Avrupa’da durum ne? Ne yazık ki Avrupa’da en düşük konut sahiplik oranına sahip ülkelerden biri Türkiye. Konut sahipliği oranı Romanya’da yüzde 96, Macaristan’da 91, Polonya’da 85, İspanya ve İtalya’da yüzde 85 seviyesindeyken bizde yüzde 56,7. Konut güvencesinden yoksunuz.
Şimdi bir başka önemli grafik. İkamet edilen bina yaşına göre Türkiye genelinde vatandaşlarımızın sadece yüzde 47’sinin 2000 yılı sonrasında yapılan konutlarda yaşadığını görüyoruz. Yani halkın yüzde 53’ünün oturduğu konutlar 2000 yılı öncesinde ve görece riskli.
Peki vatandaşlarımızın oturduğu konutların durumu ne? Her 3 vatandaşımızdan biri sızdıran çatı, nemli duvar, çürümüş pencere ve onarım ihtiyacı olan bir konutta yaşıyor. Yine her 3 vatandaşımızdan biri izolasyon sorunu nedeniyle ısınamıyor yada ısı verimliliği sorunumuz var!
Bu rakamlar bize ne gösteriyor? Nüfus artışına uygun doğru bir planlama yapılmadığı için gereken konut arzı sağlanamadı. TOKİ ve Emlak Bankası gibi kurumlar sosyal konut üreten değil üst orta sınıflara konut arz eden bir yapıya dönüştü.
Ayrıca 2012 yılında yapılan düzenleme nedeniyle yabancılar da yüksek oranda konut aldılar. Bu da konut piyasasındaki fiyat dengesini etkiledi. 11 yılda toplam 357 bin konut yabancıların mülkiyetine geçti. Bu çok önemli bir rakam.

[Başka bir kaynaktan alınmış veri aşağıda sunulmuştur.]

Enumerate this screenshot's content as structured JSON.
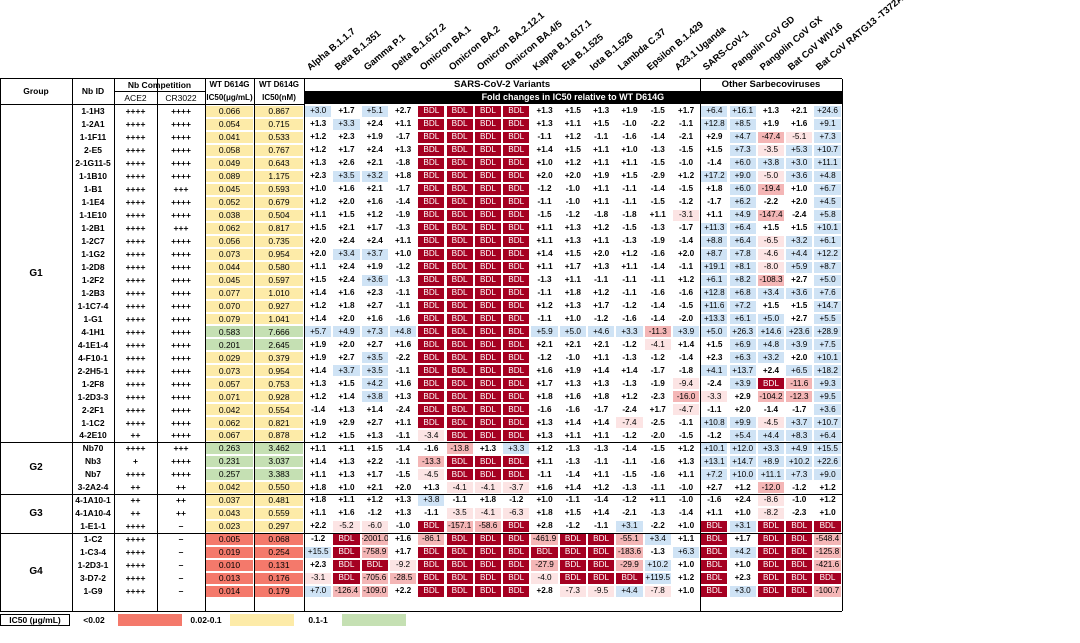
{
  "header": {
    "group": "Group",
    "nb_id": "Nb ID",
    "nb_competition": "Nb Competition",
    "ace2": "ACE2",
    "cr3022": "CR3022",
    "wt_ugml": [
      "WT D614G",
      "IC50(μg/mL)"
    ],
    "wt_nm": [
      "WT D614G",
      "IC50(nM)"
    ],
    "sars_cov2_variants": "SARS-CoV-2 Variants",
    "other_sarbecoviruses": "Other Sarbecoviruses",
    "fold_changes": "Fold changes in IC50 relative to WT D614G"
  },
  "variants": [
    "Alpha B.1.1.7",
    "Beta B.1.351",
    "Gamma P.1",
    "Delta B.1.617.2",
    "Omicron BA.1",
    "Omicron BA.2",
    "Omicron BA.2.12.1",
    "Omicron BA.4/5",
    "Kappa B.1.617.1",
    "Eta B.1.525",
    "Iota B.1.526",
    "Lambda C.37",
    "Epsilon B.1.429",
    "A23.1 Uganda",
    "SARS-CoV-1",
    "Pangolin CoV GD",
    "Pangolin CoV GX",
    "Bat CoV WIV16",
    "Bat CoV RATG13 -T372A"
  ],
  "groups": [
    {
      "name": "G1",
      "rows": 26
    },
    {
      "name": "G2",
      "rows": 4
    },
    {
      "name": "G3",
      "rows": 3
    },
    {
      "name": "G4",
      "rows": 6
    }
  ],
  "rows": [
    {
      "id": "1-1H3",
      "ace2": "++++",
      "cr": "++++",
      "ic": "0.066",
      "nm": "0.867",
      "v": [
        "+3.0",
        "+1.7",
        "+5.1",
        "+2.7",
        "BDL",
        "BDL",
        "BDL",
        "BDL",
        "+1.3",
        "+1.5",
        "+1.3",
        "+1.9",
        "-1.5",
        "+1.7",
        "+6.4",
        "+16.1",
        "+1.3",
        "+2.1",
        "+24.6"
      ]
    },
    {
      "id": "1-2A1",
      "ace2": "++++",
      "cr": "++++",
      "ic": "0.054",
      "nm": "0.715",
      "v": [
        "+1.3",
        "+3.3",
        "+2.4",
        "+1.1",
        "BDL",
        "BDL",
        "BDL",
        "BDL",
        "+1.3",
        "+1.1",
        "+1.5",
        "-1.0",
        "-2.2",
        "-1.1",
        "+12.8",
        "+8.5",
        "+1.9",
        "+1.6",
        "+9.1"
      ]
    },
    {
      "id": "1-1F11",
      "ace2": "++++",
      "cr": "++++",
      "ic": "0.041",
      "nm": "0.533",
      "v": [
        "+1.2",
        "+2.3",
        "+1.9",
        "-1.7",
        "BDL",
        "BDL",
        "BDL",
        "BDL",
        "-1.1",
        "+1.2",
        "-1.1",
        "-1.6",
        "-1.4",
        "-2.1",
        "+2.9",
        "+4.7",
        "-47.4",
        "-5.1",
        "+7.3"
      ]
    },
    {
      "id": "2-E5",
      "ace2": "++++",
      "cr": "++++",
      "ic": "0.058",
      "nm": "0.767",
      "v": [
        "+1.2",
        "+1.7",
        "+2.4",
        "+1.3",
        "BDL",
        "BDL",
        "BDL",
        "BDL",
        "+1.4",
        "+1.5",
        "+1.1",
        "+1.0",
        "-1.3",
        "-1.5",
        "+1.5",
        "+7.3",
        "-3.5",
        "+5.3",
        "+10.7"
      ]
    },
    {
      "id": "2-1G11-5",
      "ace2": "++++",
      "cr": "++++",
      "ic": "0.049",
      "nm": "0.643",
      "v": [
        "+1.3",
        "+2.6",
        "+2.1",
        "-1.8",
        "BDL",
        "BDL",
        "BDL",
        "BDL",
        "+1.0",
        "+1.2",
        "+1.1",
        "+1.1",
        "-1.5",
        "-1.0",
        "-1.4",
        "+6.0",
        "+3.8",
        "+3.0",
        "+11.1"
      ]
    },
    {
      "id": "1-1B10",
      "ace2": "++++",
      "cr": "++++",
      "ic": "0.089",
      "nm": "1.175",
      "v": [
        "+2.3",
        "+3.5",
        "+3.2",
        "+1.8",
        "BDL",
        "BDL",
        "BDL",
        "BDL",
        "+2.0",
        "+2.0",
        "+1.9",
        "+1.5",
        "-2.9",
        "+1.2",
        "+17.2",
        "+9.0",
        "-5.0",
        "+3.6",
        "+4.8"
      ]
    },
    {
      "id": "1-B1",
      "ace2": "++++",
      "cr": "+++",
      "ic": "0.045",
      "nm": "0.593",
      "v": [
        "+1.0",
        "+1.6",
        "+2.1",
        "-1.7",
        "BDL",
        "BDL",
        "BDL",
        "BDL",
        "-1.2",
        "-1.0",
        "+1.1",
        "-1.1",
        "-1.4",
        "-1.5",
        "+1.8",
        "+6.0",
        "-19.4",
        "+1.0",
        "+6.7"
      ]
    },
    {
      "id": "1-1E4",
      "ace2": "++++",
      "cr": "++++",
      "ic": "0.052",
      "nm": "0.679",
      "v": [
        "+1.2",
        "+2.0",
        "+1.6",
        "-1.4",
        "BDL",
        "BDL",
        "BDL",
        "BDL",
        "-1.1",
        "-1.0",
        "+1.1",
        "-1.1",
        "-1.5",
        "-1.2",
        "-1.7",
        "+6.2",
        "-2.2",
        "+2.0",
        "+4.5"
      ]
    },
    {
      "id": "1-1E10",
      "ace2": "++++",
      "cr": "++++",
      "ic": "0.038",
      "nm": "0.504",
      "v": [
        "+1.1",
        "+1.5",
        "+1.2",
        "-1.9",
        "BDL",
        "BDL",
        "BDL",
        "BDL",
        "-1.5",
        "-1.2",
        "-1.8",
        "-1.8",
        "+1.1",
        "-3.1",
        "+1.1",
        "+4.9",
        "-147.4",
        "-2.4",
        "+5.8"
      ]
    },
    {
      "id": "1-2B1",
      "ace2": "++++",
      "cr": "+++",
      "ic": "0.062",
      "nm": "0.817",
      "v": [
        "+1.5",
        "+2.1",
        "+1.7",
        "-1.3",
        "BDL",
        "BDL",
        "BDL",
        "BDL",
        "+1.1",
        "+1.3",
        "+1.2",
        "-1.5",
        "-1.3",
        "-1.7",
        "+11.3",
        "+6.4",
        "+1.5",
        "+1.5",
        "+10.1"
      ]
    },
    {
      "id": "1-2C7",
      "ace2": "++++",
      "cr": "++++",
      "ic": "0.056",
      "nm": "0.735",
      "v": [
        "+2.0",
        "+2.4",
        "+2.4",
        "+1.1",
        "BDL",
        "BDL",
        "BDL",
        "BDL",
        "+1.1",
        "+1.3",
        "+1.1",
        "-1.3",
        "-1.9",
        "-1.4",
        "+8.8",
        "+6.4",
        "-6.5",
        "+3.2",
        "+6.1"
      ]
    },
    {
      "id": "1-1G2",
      "ace2": "++++",
      "cr": "++++",
      "ic": "0.073",
      "nm": "0.954",
      "v": [
        "+2.0",
        "+3.4",
        "+3.7",
        "+1.0",
        "BDL",
        "BDL",
        "BDL",
        "BDL",
        "+1.4",
        "+1.5",
        "+2.0",
        "+1.2",
        "-1.6",
        "+2.0",
        "+8.7",
        "+7.8",
        "-4.6",
        "+4.4",
        "+12.2"
      ]
    },
    {
      "id": "1-2D8",
      "ace2": "++++",
      "cr": "++++",
      "ic": "0.044",
      "nm": "0.580",
      "v": [
        "+1.1",
        "+2.4",
        "+1.9",
        "-1.2",
        "BDL",
        "BDL",
        "BDL",
        "BDL",
        "+1.1",
        "+1.7",
        "+1.3",
        "+1.1",
        "-1.4",
        "-1.1",
        "+19.1",
        "+8.1",
        "-8.0",
        "+5.9",
        "+8.7"
      ]
    },
    {
      "id": "1-2F2",
      "ace2": "++++",
      "cr": "++++",
      "ic": "0.045",
      "nm": "0.597",
      "v": [
        "+1.5",
        "+2.4",
        "+3.6",
        "-1.3",
        "BDL",
        "BDL",
        "BDL",
        "BDL",
        "-1.3",
        "+1.1",
        "-1.1",
        "-1.1",
        "-1.1",
        "+1.2",
        "+6.1",
        "+8.2",
        "-108.3",
        "+2.7",
        "+5.0"
      ]
    },
    {
      "id": "1-2B3",
      "ace2": "++++",
      "cr": "++++",
      "ic": "0.077",
      "nm": "1.010",
      "v": [
        "+1.4",
        "+1.6",
        "+2.3",
        "-1.1",
        "BDL",
        "BDL",
        "BDL",
        "BDL",
        "-1.1",
        "+1.8",
        "+1.2",
        "-1.1",
        "-1.6",
        "-1.6",
        "+12.8",
        "+6.8",
        "+3.4",
        "+3.6",
        "+7.6"
      ]
    },
    {
      "id": "1-1C7-4",
      "ace2": "++++",
      "cr": "++++",
      "ic": "0.070",
      "nm": "0.927",
      "v": [
        "+1.2",
        "+1.8",
        "+2.7",
        "-1.1",
        "BDL",
        "BDL",
        "BDL",
        "BDL",
        "+1.2",
        "+1.3",
        "+1.7",
        "-1.2",
        "-1.4",
        "-1.5",
        "+11.6",
        "+7.2",
        "+1.5",
        "+1.5",
        "+14.7"
      ]
    },
    {
      "id": "1-G1",
      "ace2": "++++",
      "cr": "++++",
      "ic": "0.079",
      "nm": "1.041",
      "v": [
        "+1.4",
        "+2.0",
        "+1.6",
        "-1.6",
        "BDL",
        "BDL",
        "BDL",
        "BDL",
        "-1.1",
        "+1.0",
        "-1.2",
        "-1.6",
        "-1.4",
        "-2.0",
        "+13.3",
        "+6.1",
        "+5.0",
        "+2.7",
        "+5.5"
      ]
    },
    {
      "id": "4-1H1",
      "ace2": "++++",
      "cr": "++++",
      "ic": "0.583",
      "nm": "7.666",
      "v": [
        "+5.7",
        "+4.9",
        "+7.3",
        "+4.8",
        "BDL",
        "BDL",
        "BDL",
        "BDL",
        "+5.9",
        "+5.0",
        "+4.6",
        "+3.3",
        "-11.3",
        "+3.9",
        "+5.0",
        "+26.3",
        "+14.6",
        "+23.6",
        "+28.9"
      ]
    },
    {
      "id": "4-1E1-4",
      "ace2": "++++",
      "cr": "++++",
      "ic": "0.201",
      "nm": "2.645",
      "v": [
        "+1.9",
        "+2.0",
        "+2.7",
        "+1.6",
        "BDL",
        "BDL",
        "BDL",
        "BDL",
        "+2.1",
        "+2.1",
        "+2.1",
        "-1.2",
        "-4.1",
        "+1.4",
        "+1.5",
        "+6.9",
        "+4.8",
        "+3.9",
        "+7.5"
      ]
    },
    {
      "id": "4-F10-1",
      "ace2": "++++",
      "cr": "++++",
      "ic": "0.029",
      "nm": "0.379",
      "v": [
        "+1.9",
        "+2.7",
        "+3.5",
        "-2.2",
        "BDL",
        "BDL",
        "BDL",
        "BDL",
        "-1.2",
        "-1.0",
        "+1.1",
        "-1.3",
        "-1.2",
        "-1.4",
        "+2.3",
        "+6.3",
        "+3.2",
        "+2.0",
        "+10.1"
      ]
    },
    {
      "id": "2-2H5-1",
      "ace2": "++++",
      "cr": "++++",
      "ic": "0.073",
      "nm": "0.954",
      "v": [
        "+1.4",
        "+3.7",
        "+3.5",
        "-1.1",
        "BDL",
        "BDL",
        "BDL",
        "BDL",
        "+1.6",
        "+1.9",
        "+1.4",
        "+1.4",
        "-1.7",
        "-1.8",
        "+4.1",
        "+13.7",
        "+2.4",
        "+6.5",
        "+18.2"
      ]
    },
    {
      "id": "1-2F8",
      "ace2": "++++",
      "cr": "++++",
      "ic": "0.057",
      "nm": "0.753",
      "v": [
        "+1.3",
        "+1.5",
        "+4.2",
        "+1.6",
        "BDL",
        "BDL",
        "BDL",
        "BDL",
        "+1.7",
        "+1.3",
        "+1.3",
        "-1.3",
        "-1.9",
        "-9.4",
        "-2.4",
        "+3.9",
        "BDL",
        "-11.6",
        "+9.3"
      ]
    },
    {
      "id": "1-2D3-3",
      "ace2": "++++",
      "cr": "++++",
      "ic": "0.071",
      "nm": "0.928",
      "v": [
        "+1.2",
        "+1.4",
        "+3.8",
        "+1.3",
        "BDL",
        "BDL",
        "BDL",
        "BDL",
        "+1.8",
        "+1.6",
        "+1.8",
        "+1.2",
        "-2.3",
        "-16.0",
        "-3.3",
        "+2.9",
        "-104.2",
        "-12.3",
        "+9.5"
      ]
    },
    {
      "id": "2-2F1",
      "ace2": "++++",
      "cr": "++++",
      "ic": "0.042",
      "nm": "0.554",
      "v": [
        "-1.4",
        "+1.3",
        "+1.4",
        "-2.4",
        "BDL",
        "BDL",
        "BDL",
        "BDL",
        "-1.6",
        "-1.6",
        "-1.7",
        "-2.4",
        "+1.7",
        "-4.7",
        "-1.1",
        "+2.0",
        "-1.4",
        "-1.7",
        "+3.6"
      ]
    },
    {
      "id": "1-1C2",
      "ace2": "++++",
      "cr": "++++",
      "ic": "0.062",
      "nm": "0.821",
      "v": [
        "+1.9",
        "+2.9",
        "+2.7",
        "+1.1",
        "BDL",
        "BDL",
        "BDL",
        "BDL",
        "+1.3",
        "+1.4",
        "+1.4",
        "-7.4",
        "-2.5",
        "-1.1",
        "+10.8",
        "+9.9",
        "-4.5",
        "+3.7",
        "+10.7"
      ]
    },
    {
      "id": "4-2E10",
      "ace2": "++",
      "cr": "++++",
      "ic": "0.067",
      "nm": "0.878",
      "v": [
        "+1.2",
        "+1.5",
        "+1.3",
        "-1.1",
        "-3.4",
        "BDL",
        "BDL",
        "BDL",
        "+1.3",
        "+1.1",
        "+1.1",
        "-1.2",
        "-2.0",
        "-1.5",
        "-1.2",
        "+5.4",
        "+4.4",
        "+8.3",
        "+6.4"
      ]
    },
    {
      "id": "Nb70",
      "ace2": "++++",
      "cr": "+++",
      "ic": "0.263",
      "nm": "3.462",
      "v": [
        "+1.1",
        "+1.1",
        "+1.5",
        "-1.4",
        "-1.6",
        "-13.8",
        "+1.3",
        "+3.3",
        "+1.2",
        "-1.3",
        "-1.3",
        "-1.4",
        "-1.5",
        "+1.2",
        "+10.1",
        "+12.0",
        "+3.3",
        "+4.9",
        "+15.5"
      ]
    },
    {
      "id": "Nb3",
      "ace2": "+",
      "cr": "++++",
      "ic": "0.231",
      "nm": "3.037",
      "v": [
        "+1.4",
        "+1.3",
        "+2.2",
        "-1.1",
        "-13.3",
        "BDL",
        "BDL",
        "BDL",
        "+1.1",
        "-1.3",
        "-1.1",
        "-1.1",
        "-1.6",
        "+1.3",
        "+13.1",
        "+14.7",
        "+8.9",
        "+10.2",
        "+22.6"
      ]
    },
    {
      "id": "Nb7",
      "ace2": "++++",
      "cr": "++++",
      "ic": "0.257",
      "nm": "3.383",
      "v": [
        "+1.1",
        "+1.3",
        "+1.7",
        "-1.5",
        "-4.5",
        "BDL",
        "BDL",
        "BDL",
        "-1.1",
        "-1.4",
        "+1.1",
        "-1.5",
        "-1.6",
        "+1.1",
        "+7.2",
        "+10.0",
        "+11.1",
        "+7.3",
        "+9.0"
      ]
    },
    {
      "id": "3-2A2-4",
      "ace2": "++",
      "cr": "++",
      "ic": "0.042",
      "nm": "0.550",
      "v": [
        "+1.8",
        "+1.0",
        "+2.1",
        "+2.0",
        "+1.3",
        "-4.1",
        "-4.1",
        "-3.7",
        "+1.6",
        "+1.4",
        "+1.2",
        "-1.3",
        "-1.1",
        "-1.0",
        "+2.7",
        "+1.2",
        "-12.0",
        "-1.2",
        "+1.2"
      ]
    },
    {
      "id": "4-1A10-1",
      "ace2": "++",
      "cr": "++",
      "ic": "0.037",
      "nm": "0.481",
      "v": [
        "+1.8",
        "+1.1",
        "+1.2",
        "+1.3",
        "+3.8",
        "-1.1",
        "+1.8",
        "-1.2",
        "+1.0",
        "-1.1",
        "-1.4",
        "-1.2",
        "+1.1",
        "-1.0",
        "-1.6",
        "+2.4",
        "-8.6",
        "-1.0",
        "+1.2"
      ]
    },
    {
      "id": "4-1A10-4",
      "ace2": "++",
      "cr": "++",
      "ic": "0.043",
      "nm": "0.559",
      "v": [
        "+1.1",
        "+1.6",
        "-1.2",
        "+1.3",
        "-1.1",
        "-3.5",
        "-4.1",
        "-6.3",
        "+1.8",
        "+1.5",
        "+1.4",
        "-2.1",
        "-1.3",
        "-1.4",
        "+1.1",
        "+1.0",
        "-8.2",
        "-2.3",
        "+1.0"
      ]
    },
    {
      "id": "1-E1-1",
      "ace2": "++++",
      "cr": "–",
      "ic": "0.023",
      "nm": "0.297",
      "v": [
        "+2.2",
        "-5.2",
        "-6.0",
        "-1.0",
        "BDL",
        "-157.1",
        "-58.6",
        "BDL",
        "+2.8",
        "-1.2",
        "-1.1",
        "+3.1",
        "-2.2",
        "+1.0",
        "BDL",
        "+3.1",
        "BDL",
        "BDL",
        "BDL"
      ]
    },
    {
      "id": "1-C2",
      "ace2": "++++",
      "cr": "–",
      "ic": "0.005",
      "nm": "0.068",
      "v": [
        "-1.2",
        "BDL",
        "-2001.0",
        "+1.6",
        "-86.1",
        "BDL",
        "BDL",
        "BDL",
        "-461.9",
        "BDL",
        "BDL",
        "-55.1",
        "+3.4",
        "+1.1",
        "BDL",
        "+1.7",
        "BDL",
        "BDL",
        "-548.4"
      ]
    },
    {
      "id": "1-C3-4",
      "ace2": "++++",
      "cr": "–",
      "ic": "0.019",
      "nm": "0.254",
      "v": [
        "+15.5",
        "BDL",
        "-758.9",
        "+1.7",
        "BDL",
        "BDL",
        "BDL",
        "BDL",
        "BDL",
        "BDL",
        "BDL",
        "-183.6",
        "-1.3",
        "+6.3",
        "BDL",
        "+4.2",
        "BDL",
        "BDL",
        "-125.8"
      ]
    },
    {
      "id": "1-2D3-1",
      "ace2": "++++",
      "cr": "–",
      "ic": "0.010",
      "nm": "0.131",
      "v": [
        "+2.3",
        "BDL",
        "BDL",
        "-9.2",
        "BDL",
        "BDL",
        "BDL",
        "BDL",
        "-27.9",
        "BDL",
        "BDL",
        "-29.9",
        "+10.2",
        "+1.0",
        "BDL",
        "+1.0",
        "BDL",
        "BDL",
        "-421.6"
      ]
    },
    {
      "id": "3-D7-2",
      "ace2": "++++",
      "cr": "–",
      "ic": "0.013",
      "nm": "0.176",
      "v": [
        "-3.1",
        "BDL",
        "-705.6",
        "-28.5",
        "BDL",
        "BDL",
        "BDL",
        "BDL",
        "-4.0",
        "BDL",
        "BDL",
        "BDL",
        "+119.5",
        "+1.2",
        "BDL",
        "+2.3",
        "BDL",
        "BDL",
        "BDL"
      ]
    },
    {
      "id": "1-G9",
      "ace2": "++++",
      "cr": "–",
      "ic": "0.014",
      "nm": "0.179",
      "v": [
        "+7.0",
        "-126.4",
        "-109.0",
        "+2.2",
        "BDL",
        "BDL",
        "BDL",
        "BDL",
        "+2.8",
        "-7.3",
        "-9.5",
        "+4.4",
        "-7.8",
        "+1.0",
        "BDL",
        "+3.0",
        "BDL",
        "BDL",
        "-100.7"
      ]
    }
  ],
  "legend": {
    "label": "IC50 (μg/mL)",
    "items": [
      {
        "text": "<0.02",
        "color": "#f4796b"
      },
      {
        "text": "0.02-0.1",
        "color": "#fdeba8"
      },
      {
        "text": "0.1-1",
        "color": "#c5e0b3"
      }
    ]
  },
  "colors": {
    "bdl": "#a50021",
    "strong_neg": "#f4b6b6",
    "weak_neg": "#fce4e4",
    "pos": "#cfe3f5",
    "ic_low": "#f4796b",
    "ic_mid": "#fdeba8",
    "ic_high": "#c5e0b3",
    "band": "#000000"
  }
}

21 yıldır sürdürülen konut politikasının sonucunda yapı stoğumuz iyileşmemiş, bir çok vatandaşımız riskli konutta yaşamak zorunda kalmış, orta ve dar gelirliler mülksüzleşirken, yüksek gelir grubuna sahip olanlar konut yatırımına yönelmiş. Yaşadığımız konut krizi bu.
Peki ne yapılabilir?
Planlama. Nüfus artışına ve demografik ihtiyaçlara göre bilimsel bir planlama ile kamu yeniden konut hakkını korumak için anayasa ile kendisine verilen görevi yerine getirmelidir.
Kamu sosyal konut üretimini çeşitlendirmeli ve vatandaşlara sosyal konut arz etmelidir. Bunun için TOKİ ve Emlak Bankası yeniden yapılandırılmalı, sosyal konut üretimine yönlendirilmelidir.
Emlak ve Kredi Bankası yeniden ayağa kaldırılmalı ve hem riskli konutların dönüşümüne finansman hem de kapsamlı dönüşüm projelerinde kredi sağlayacak biçimde güçlendirilmelidir.
Boş konutlar tespit edilmeli, bu konutlar için yüksek vergi düzenlemeleri yapılmalı, boş konutlarını riskli konutlarda yaşayan vatandaşlarımıza kiraya veren ev sahiplerine yönelik de teşvikler uygulanmalıdır.
Konut sahibi olmak isteyen alt gelir grubu vatandaşlara ve/veya dezavantajlı kesimlere uzun vadeli ve uygun koşullu kredi imkanları sağlanmalıdır.
Konut üretiminde çağdaş bir şartname, kodlama ve maliyet sistemi ortaya konmalıdır.
Yabancılara konut satışı belirli bir süre durdurulmalı, konut piyasasının dengesini bozan, vatandaşlarımızın mülksüzleşmesine neden olan uygulamalar ortadan kaldırılmalıdır.
Bir kez daha ifade etmek istiyorum, yaşadığımız konut krizi, mülksüzleşme ve uygun fiyatlı konutlara ulaşamama sorunu kader değil. AB-27’de konut sahipliği ortalaması yüzde 70. Bu oranın üstüne çıkmak mümkün. Yeter ki akılcı, bilimsel politikaları uygulayalım.